In October, Cloud9 became the world’s most valuable eSports team after raising $50 million in outside funding. Meanwhile, a report in Forbes estimated that a total of nine eSports teams worldwide are worth at least $100 million. As one might naturally expect, those numbers have attracted the attention of some big-time investors, like Mark Cuban and traditional sports mogul Robert Kraft, who owns the New England Patriots. Kraft also paid $20 million to own the Boston-based team in Activision Blizzard’s Overwatch League prior to its launch last year. Even pro basketball legend Michael Jordan made an equity investment in a group that own Team Liquid, a well-known eSports organization.

Further, the industry is generating approximately $1.5 billion annually from sponsorships and advertising. In early February, for example, the Overwatch League announced that it has added Coca-Cola as its official beverage partner ahead of the 2019 season. Coca-Cola joins Toyota, T-Mobile, HP, and Intel as the league’s major advertisers.

Like traditional sports, eSports is premium content, and media companies and advertisers are both willing to pay for the ability to tap into these markets. Twitch, a video game streaming service owned by Amazon, was the first to see the value of the Overwatch League, offering $90 million for digital rights to the first two seasons.
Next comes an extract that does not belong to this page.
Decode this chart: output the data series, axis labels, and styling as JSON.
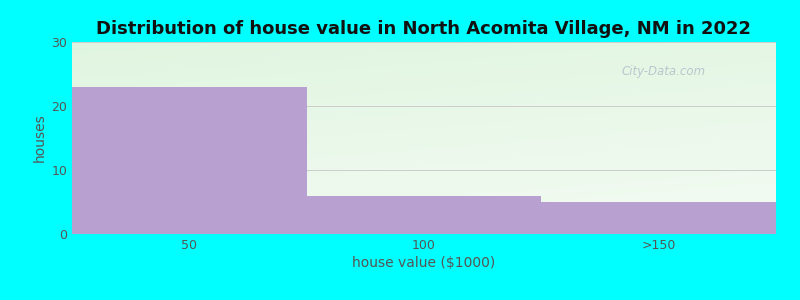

And in July, Disney and ESPN announced that the Overwatch League playoffs and finals would be carried on channels Disney XD and ABC. This was a big validation for eSports, which have always operated on fringe media platforms.

For lawyers looking at this micro-niche, these advertising, media and sponsorship agreements mean contracts, negotiations, intellectual property disputes, and other legal work in this nascent realm.

eSports May Just Be Getting Started

The future of eSports may just be getting traction to move forward fast. Overwatch League has demonstrated how big the business can be, and now owner Activision Blizzard will be the first company to see how big it can make eSports grow with plans to go international in the near future.

Venues will also be built to house eSports events. In Los Angeles, Activision Blizzard built an eSports stadium for its Overwatch League this year, and we’ll see more purpose-built spaces in the coming years, particularly if expansion goes overseas.

Clearly, eSports is here to stay, and given the size of the business this early there’s no telling how big it will get — which is great news for the industry’s leader, Activision Blizzard, as well as for any lawyers who might want to get on this train early.